De partijen bereikten overeenstemming over toelichtingen voor het invullen van de certificaten inzake goederenverkeer EUR.1. Daardoor zal de praktische toepassing daarvan consistenter en duidelijker worden. Deze toelichtingen zijn tevens bedoeld om duidelijk te maken in hoeverre van de exacte bewoordingen en het vereiste format voor de EUR.1-certificaten mag worden afgeweken.

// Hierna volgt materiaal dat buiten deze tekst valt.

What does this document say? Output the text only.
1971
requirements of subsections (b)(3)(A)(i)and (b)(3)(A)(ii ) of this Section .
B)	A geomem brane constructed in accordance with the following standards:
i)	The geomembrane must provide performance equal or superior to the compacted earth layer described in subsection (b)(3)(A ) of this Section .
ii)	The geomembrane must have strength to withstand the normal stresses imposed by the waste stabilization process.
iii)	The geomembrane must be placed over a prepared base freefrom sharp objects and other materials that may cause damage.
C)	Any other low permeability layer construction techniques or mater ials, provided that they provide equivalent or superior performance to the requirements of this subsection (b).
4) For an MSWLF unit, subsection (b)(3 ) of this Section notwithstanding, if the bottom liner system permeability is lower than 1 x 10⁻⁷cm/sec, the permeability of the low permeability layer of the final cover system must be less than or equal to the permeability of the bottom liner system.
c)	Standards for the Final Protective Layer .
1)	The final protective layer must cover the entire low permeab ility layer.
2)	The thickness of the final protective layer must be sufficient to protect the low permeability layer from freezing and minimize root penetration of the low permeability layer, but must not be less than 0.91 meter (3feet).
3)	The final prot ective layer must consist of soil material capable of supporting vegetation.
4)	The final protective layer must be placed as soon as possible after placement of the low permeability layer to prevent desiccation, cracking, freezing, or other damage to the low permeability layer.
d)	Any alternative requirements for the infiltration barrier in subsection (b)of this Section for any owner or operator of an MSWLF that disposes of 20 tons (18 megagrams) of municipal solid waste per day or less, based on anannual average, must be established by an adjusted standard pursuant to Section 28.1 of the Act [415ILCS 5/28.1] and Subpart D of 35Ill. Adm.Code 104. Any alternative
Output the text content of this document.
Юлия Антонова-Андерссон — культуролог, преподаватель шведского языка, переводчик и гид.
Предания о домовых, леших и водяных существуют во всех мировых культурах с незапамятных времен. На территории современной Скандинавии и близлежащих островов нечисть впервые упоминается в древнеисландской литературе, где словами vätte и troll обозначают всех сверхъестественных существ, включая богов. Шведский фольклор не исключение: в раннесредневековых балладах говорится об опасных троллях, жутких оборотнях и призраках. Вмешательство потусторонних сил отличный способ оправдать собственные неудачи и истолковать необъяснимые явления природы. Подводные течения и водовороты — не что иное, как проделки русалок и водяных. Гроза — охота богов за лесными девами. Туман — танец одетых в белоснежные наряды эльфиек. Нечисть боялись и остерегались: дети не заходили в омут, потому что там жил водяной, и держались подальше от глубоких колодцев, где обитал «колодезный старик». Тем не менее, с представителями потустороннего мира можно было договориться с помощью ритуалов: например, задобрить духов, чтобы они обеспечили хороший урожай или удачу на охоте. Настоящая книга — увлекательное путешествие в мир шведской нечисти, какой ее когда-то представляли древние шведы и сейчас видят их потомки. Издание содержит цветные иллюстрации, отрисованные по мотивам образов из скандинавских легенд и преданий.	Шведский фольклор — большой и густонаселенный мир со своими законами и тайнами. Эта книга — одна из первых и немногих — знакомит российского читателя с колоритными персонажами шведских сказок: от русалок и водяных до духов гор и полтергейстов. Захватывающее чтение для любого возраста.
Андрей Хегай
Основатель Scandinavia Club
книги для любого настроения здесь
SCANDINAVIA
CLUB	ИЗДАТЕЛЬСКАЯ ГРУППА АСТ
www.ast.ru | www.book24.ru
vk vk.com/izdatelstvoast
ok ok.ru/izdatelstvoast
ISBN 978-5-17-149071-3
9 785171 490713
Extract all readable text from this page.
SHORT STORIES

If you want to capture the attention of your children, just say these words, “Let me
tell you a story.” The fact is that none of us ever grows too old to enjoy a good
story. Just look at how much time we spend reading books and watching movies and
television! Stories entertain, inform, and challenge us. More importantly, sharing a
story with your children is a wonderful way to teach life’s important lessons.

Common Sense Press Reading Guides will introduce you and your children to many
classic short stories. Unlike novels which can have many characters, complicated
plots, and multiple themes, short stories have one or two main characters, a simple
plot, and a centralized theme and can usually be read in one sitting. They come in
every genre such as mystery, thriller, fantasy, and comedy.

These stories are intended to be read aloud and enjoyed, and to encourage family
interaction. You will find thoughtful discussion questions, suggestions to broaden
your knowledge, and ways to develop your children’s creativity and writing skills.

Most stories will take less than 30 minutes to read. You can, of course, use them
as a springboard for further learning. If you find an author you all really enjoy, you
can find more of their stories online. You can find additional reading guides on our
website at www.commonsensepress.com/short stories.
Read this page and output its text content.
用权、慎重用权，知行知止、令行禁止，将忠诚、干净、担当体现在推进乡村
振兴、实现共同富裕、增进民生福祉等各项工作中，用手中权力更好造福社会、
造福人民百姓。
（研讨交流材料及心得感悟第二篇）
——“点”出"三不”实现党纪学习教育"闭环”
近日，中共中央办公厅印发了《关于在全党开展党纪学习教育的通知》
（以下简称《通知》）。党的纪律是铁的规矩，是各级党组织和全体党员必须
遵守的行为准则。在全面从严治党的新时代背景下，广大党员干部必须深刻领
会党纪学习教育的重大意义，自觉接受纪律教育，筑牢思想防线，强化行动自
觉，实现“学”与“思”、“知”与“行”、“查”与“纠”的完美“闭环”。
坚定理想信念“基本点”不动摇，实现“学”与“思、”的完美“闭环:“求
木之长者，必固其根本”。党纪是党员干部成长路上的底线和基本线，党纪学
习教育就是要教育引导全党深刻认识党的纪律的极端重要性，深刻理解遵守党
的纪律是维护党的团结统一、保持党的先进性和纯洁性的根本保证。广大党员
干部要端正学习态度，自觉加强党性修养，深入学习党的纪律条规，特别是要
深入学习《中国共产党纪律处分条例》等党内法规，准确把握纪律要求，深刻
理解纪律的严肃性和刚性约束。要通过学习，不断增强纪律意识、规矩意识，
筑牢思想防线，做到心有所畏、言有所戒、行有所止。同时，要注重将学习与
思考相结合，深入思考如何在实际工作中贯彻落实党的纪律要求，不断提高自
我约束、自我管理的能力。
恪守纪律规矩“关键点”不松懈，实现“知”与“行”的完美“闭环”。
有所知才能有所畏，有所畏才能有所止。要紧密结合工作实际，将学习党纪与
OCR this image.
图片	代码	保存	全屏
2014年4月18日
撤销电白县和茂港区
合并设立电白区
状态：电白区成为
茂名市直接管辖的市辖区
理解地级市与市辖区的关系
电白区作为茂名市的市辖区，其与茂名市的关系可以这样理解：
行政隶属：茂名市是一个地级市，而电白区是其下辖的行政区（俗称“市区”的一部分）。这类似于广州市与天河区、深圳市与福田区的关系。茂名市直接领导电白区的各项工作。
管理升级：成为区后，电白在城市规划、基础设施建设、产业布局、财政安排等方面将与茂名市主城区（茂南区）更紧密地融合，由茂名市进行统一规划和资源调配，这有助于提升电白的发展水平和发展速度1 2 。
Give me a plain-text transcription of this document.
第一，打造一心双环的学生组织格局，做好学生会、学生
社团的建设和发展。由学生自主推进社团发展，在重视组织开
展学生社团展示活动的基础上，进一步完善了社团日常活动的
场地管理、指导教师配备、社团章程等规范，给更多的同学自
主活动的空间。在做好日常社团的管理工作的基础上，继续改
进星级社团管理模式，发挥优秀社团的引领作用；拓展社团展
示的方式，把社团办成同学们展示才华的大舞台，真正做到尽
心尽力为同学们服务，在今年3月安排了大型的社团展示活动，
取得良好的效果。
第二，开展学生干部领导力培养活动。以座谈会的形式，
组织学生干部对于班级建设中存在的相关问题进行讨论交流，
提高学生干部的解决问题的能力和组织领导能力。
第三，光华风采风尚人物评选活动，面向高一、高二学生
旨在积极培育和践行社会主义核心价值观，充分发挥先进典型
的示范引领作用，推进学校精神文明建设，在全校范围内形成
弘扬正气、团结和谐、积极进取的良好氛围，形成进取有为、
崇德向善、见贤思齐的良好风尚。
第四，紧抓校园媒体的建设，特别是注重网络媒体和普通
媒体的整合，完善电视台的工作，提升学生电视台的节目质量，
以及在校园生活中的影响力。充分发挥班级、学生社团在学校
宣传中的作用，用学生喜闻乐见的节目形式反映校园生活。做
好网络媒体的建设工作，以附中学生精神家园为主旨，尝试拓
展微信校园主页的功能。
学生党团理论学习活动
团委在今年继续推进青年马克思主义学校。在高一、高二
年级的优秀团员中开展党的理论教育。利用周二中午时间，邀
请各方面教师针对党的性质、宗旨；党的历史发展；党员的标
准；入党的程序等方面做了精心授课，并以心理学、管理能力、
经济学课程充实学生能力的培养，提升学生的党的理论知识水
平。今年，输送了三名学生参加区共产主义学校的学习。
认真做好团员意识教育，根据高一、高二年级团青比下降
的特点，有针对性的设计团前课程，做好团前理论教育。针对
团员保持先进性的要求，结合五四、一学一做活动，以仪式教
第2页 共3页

Midden-Amerika en de EU boekten ook vooruitgang bij het aanpassen van de overeenkomst aan de wijzigingen van de indeling die voortvloeien uit het van kracht worden van het Geharmoniseerd Systeem 2012.

3.6.Subcomité Markttoegang voor goederen

Tijdens de tweede bijeenkomst van dit subcomité, op 29 mei 2015, namen Midden-Amerika en de EU de toezeggingen door die tijdens de eerste bijeenkomst waren gedaan en bespraken ze nieuwe kwesties inzake markttoegang, met name:

• de Costa Ricaanse wetgeving inzake een minimumuitvoerprijs voor bananen;

• de toezegging van Costa Rica om zijn accijnsregeling voor bier te herzien;

• de door Nicaragua bij elke grenscontrolepost aangerekende vergoeding voor het scannen van goederen;

• de evaluatie van vrijwaringsmaatregelen en het beheer van contingenten.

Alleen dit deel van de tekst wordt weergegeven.